Authors: Yuhang Song, Jianyi Wang, Thomas Lukasiewicz, Zhenghua Xu, Shangtong Zhang, Andrzej Wojcicki, Mai Xu5826-5833

AAAI 2020 | Conference PDF | Archive PDF | Plain Text | LLM Run Details

Reproducibility Variable Result LLM Response
Research Type Experimental Experimental studies show that mega-reward (i) can greatly outperform all state-of-the-art intrinsic reward approaches, (ii) generally achieves the same level of performance as Ex-PPO and professional human-level scores, and (iii) has also a superior performance when it is incorporated with extrinsic rewards.
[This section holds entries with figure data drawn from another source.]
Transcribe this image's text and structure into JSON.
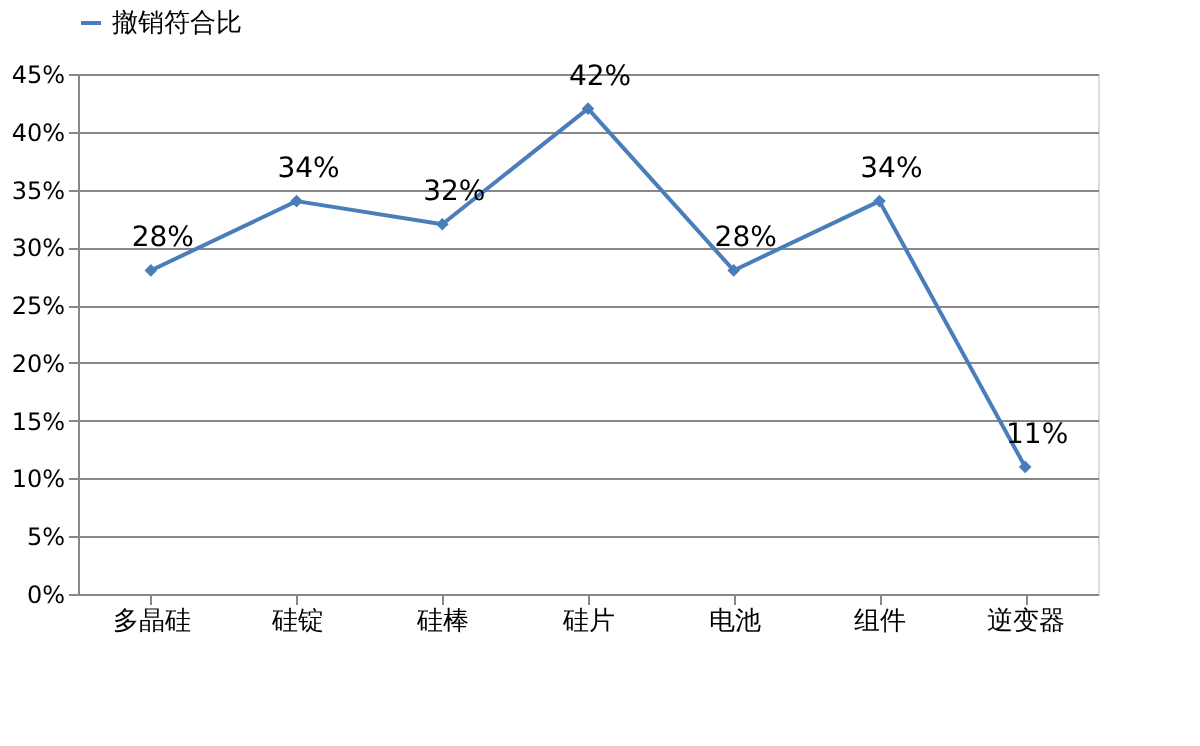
{
  "chart_data": {
    "type": "line",
    "categories": [
      "多晶硅",
      "硅锭",
      "硅棒",
      "硅片",
      "电池",
      "组件",
      "逆变器"
    ],
    "series": [
      {
        "name": "撤销符合比",
        "color": "#4a7ebb",
        "values": [
          28,
          34,
          32,
          42,
          28,
          34,
          11
        ],
        "value_labels": [
          "28%",
          "34%",
          "32%",
          "42%",
          "28%",
          "34%",
          "11%"
        ]
      }
    ],
    "ylim": [
      0,
      45
    ],
    "yticks": [
      {
        "value": 0,
        "label": "0%"
      },
      {
        "value": 5,
        "label": "5%"
      },
      {
        "value": 10,
        "label": "10%"
      },
      {
        "value": 15,
        "label": "15%"
      },
      {
        "value": 20,
        "label": "20%"
      },
      {
        "value": 25,
        "label": "25%"
      },
      {
        "value": 30,
        "label": "30%"
      },
      {
        "value": 35,
        "label": "35%"
      },
      {
        "value": 40,
        "label": "40%"
      },
      {
        "value": 45,
        "label": "45%"
      }
    ],
    "grid": "y",
    "legend": "top",
    "marker": "diamond",
    "line_style": "solid"
  }
}
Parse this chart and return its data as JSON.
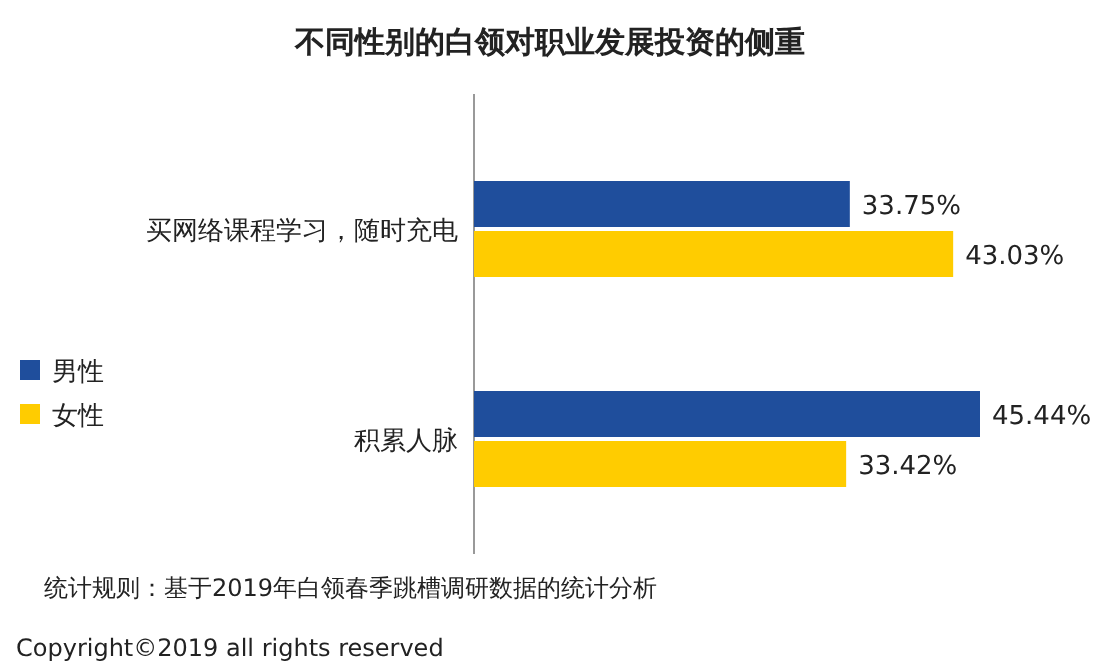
{
  "chart_data": {
    "type": "bar",
    "orientation": "horizontal",
    "title": "不同性别的白领对职业发展投资的侧重",
    "categories": [
      "买网络课程学习，随时充电",
      "积累人脉"
    ],
    "series": [
      {
        "name": "男性",
        "color": "#1f4e9c",
        "values": [
          33.75,
          45.44
        ],
        "value_labels": [
          "33.75%",
          "45.44%"
        ]
      },
      {
        "name": "女性",
        "color": "#ffcc00",
        "values": [
          43.03,
          33.42
        ],
        "value_labels": [
          "43.03%",
          "33.42%"
        ]
      }
    ],
    "legend": "left",
    "annotations": [
      "统计规则：基于2019年白领春季跳槽调研数据的统计分析",
      "Copyright©2019 all rights reserved"
    ]
  }
}
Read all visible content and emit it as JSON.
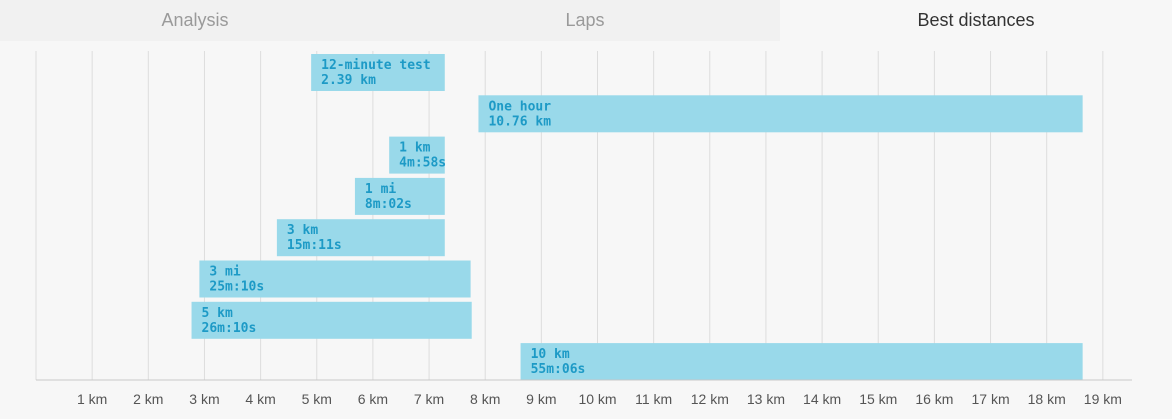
{
  "tabs": [
    {
      "label": "Analysis",
      "active": false
    },
    {
      "label": "Laps",
      "active": false
    },
    {
      "label": "Best distances",
      "active": true
    }
  ],
  "colors": {
    "bar_fill": "#99d9ea",
    "bar_text": "#1d9ac6",
    "grid": "#dddddd",
    "axis": "#c8c8c8",
    "tick_text": "#555555"
  },
  "chart_data": {
    "type": "bar",
    "orientation": "horizontal",
    "xunit": "km",
    "xlim": [
      0,
      19.6
    ],
    "xticks": [
      {
        "value": 1,
        "label": "1 km"
      },
      {
        "value": 2,
        "label": "2 km"
      },
      {
        "value": 3,
        "label": "3 km"
      },
      {
        "value": 4,
        "label": "4 km"
      },
      {
        "value": 5,
        "label": "5 km"
      },
      {
        "value": 6,
        "label": "6 km"
      },
      {
        "value": 7,
        "label": "7 km"
      },
      {
        "value": 8,
        "label": "8 km"
      },
      {
        "value": 9,
        "label": "9 km"
      },
      {
        "value": 10,
        "label": "10 km"
      },
      {
        "value": 11,
        "label": "11 km"
      },
      {
        "value": 12,
        "label": "12 km"
      },
      {
        "value": 13,
        "label": "13 km"
      },
      {
        "value": 14,
        "label": "14 km"
      },
      {
        "value": 15,
        "label": "15 km"
      },
      {
        "value": 16,
        "label": "16 km"
      },
      {
        "value": 17,
        "label": "17 km"
      },
      {
        "value": 18,
        "label": "18 km"
      },
      {
        "value": 19,
        "label": "19 km"
      }
    ],
    "grid": true,
    "bars": [
      {
        "name": "12-minute test",
        "value": "2.39 km",
        "start_km": 4.9,
        "end_km": 7.28
      },
      {
        "name": "One hour",
        "value": "10.76 km",
        "start_km": 7.88,
        "end_km": 18.64
      },
      {
        "name": "1 km",
        "value": "4m:58s",
        "start_km": 6.29,
        "end_km": 7.28
      },
      {
        "name": "1 mi",
        "value": "8m:02s",
        "start_km": 5.68,
        "end_km": 7.28
      },
      {
        "name": "3 km",
        "value": "15m:11s",
        "start_km": 4.29,
        "end_km": 7.28
      },
      {
        "name": "3 mi",
        "value": "25m:10s",
        "start_km": 2.91,
        "end_km": 7.74
      },
      {
        "name": "5 km",
        "value": "26m:10s",
        "start_km": 2.77,
        "end_km": 7.76
      },
      {
        "name": "10 km",
        "value": "55m:06s",
        "start_km": 8.63,
        "end_km": 18.64
      }
    ]
  }
}
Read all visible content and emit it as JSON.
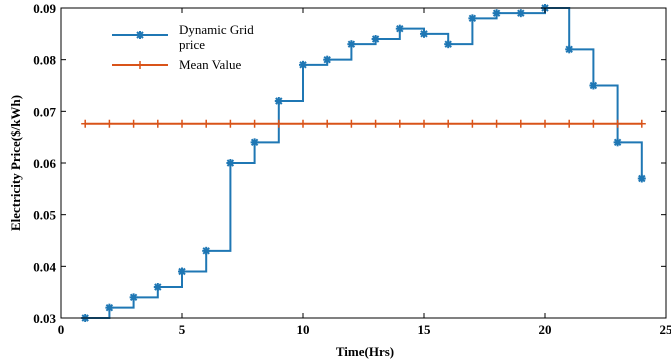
{
  "chart_data": {
    "type": "line",
    "title": "",
    "xlabel": "Time(Hrs)",
    "ylabel": "Electricity Price($/kWh)",
    "xlim": [
      0,
      25
    ],
    "ylim": [
      0.03,
      0.09
    ],
    "xticks": [
      0,
      5,
      10,
      15,
      20,
      25
    ],
    "xtick_labels": [
      "0",
      "5",
      "10",
      "15",
      "20",
      "25"
    ],
    "yticks": [
      0.03,
      0.04,
      0.05,
      0.06,
      0.07,
      0.08,
      0.09
    ],
    "ytick_labels": [
      "0.03",
      "0.04",
      "0.05",
      "0.06",
      "0.07",
      "0.08",
      "0.09"
    ],
    "grid": false,
    "legend_position": "top-left",
    "series": [
      {
        "name": "Dynamic Grid price",
        "legend_lines": [
          "Dynamic Grid",
          "price"
        ],
        "style": "step",
        "marker": "asterisk",
        "color": "#1f77b4",
        "x": [
          1,
          2,
          3,
          4,
          5,
          6,
          7,
          8,
          9,
          10,
          11,
          12,
          13,
          14,
          15,
          16,
          17,
          18,
          19,
          20,
          21,
          22,
          23,
          24
        ],
        "y": [
          0.03,
          0.032,
          0.034,
          0.036,
          0.039,
          0.043,
          0.06,
          0.064,
          0.072,
          0.079,
          0.08,
          0.083,
          0.084,
          0.086,
          0.085,
          0.083,
          0.088,
          0.089,
          0.089,
          0.09,
          0.082,
          0.075,
          0.064,
          0.057
        ]
      },
      {
        "name": "Mean Value",
        "legend_lines": [
          "Mean Value"
        ],
        "style": "line",
        "marker": "plus",
        "color": "#d95319",
        "x": [
          1,
          2,
          3,
          4,
          5,
          6,
          7,
          8,
          9,
          10,
          11,
          12,
          13,
          14,
          15,
          16,
          17,
          18,
          19,
          20,
          21,
          22,
          23,
          24
        ],
        "y": [
          0.0676,
          0.0676,
          0.0676,
          0.0676,
          0.0676,
          0.0676,
          0.0676,
          0.0676,
          0.0676,
          0.0676,
          0.0676,
          0.0676,
          0.0676,
          0.0676,
          0.0676,
          0.0676,
          0.0676,
          0.0676,
          0.0676,
          0.0676,
          0.0676,
          0.0676,
          0.0676,
          0.0676
        ]
      }
    ]
  }
}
Researcher Affiliation Collaboration Yuhang Song,1 Jianyi Wang,3 Thomas Lukasiewicz,1 Zhenghua Xu,1,2 Shangtong Zhang,1 Andrzej Wojcicki,4 Mai Xu3 1Department of Computer Science, University of Oxford, United Kingdom 2State Key Laboratory of Reliability and Intelligence of Electrical Equipment, Hebei University of Technology, China 3School of Electronic and Information Engineering, Beihang University, China 4Lighthouse
Pseudocode No The paper does not contain structured pseudocode or algorithm blocks.
Open Source Code Yes Easy-to-run code is released in https://github.com/Yuhang Song/Mega-Reward.
Open Datasets Yes Extensive experimental studies have been conducted on 18 Atari games and the noisy TV domain (Burda et al. 2018); ... As the performance of professional human players (i.e., professional human-player scores) on 16 out of 18 Atari games have already been measured by (Mnih et al. 2015)
Dataset Splits No The paper does not provide specific dataset split information (exact percentages, sample counts, citations to predefined splits, or detailed splitting methodology) needed to reproduce the data partitioning. It mentions using Atari games and evaluating over the last 50 episodes, but no explicit train/validation/test splits are detailed.
Hardware Specification No The paper does not provide specific hardware details (exact GPU/CPU models, processor types with speeds, memory amounts, or detailed computer specifications) used for running its experiments.
Software Dependencies No The paper mentions implementation details like PPO and environment wrapping libraries but does not provide specific ancillary software details with version numbers (e.g., Python 3.x, PyTorch 1.x, TensorFlow 2.x).
Experiment Setup Yes Mega-reward is implemented on PPO in (Schulman et al. 2017) with the same set of hyper-parameters, along with H W = 4 4 and ρ = 0.99. ... Here, all agents are run for 80M steps, with the last 50 episodes averaged as the final scores and reported in Table 1.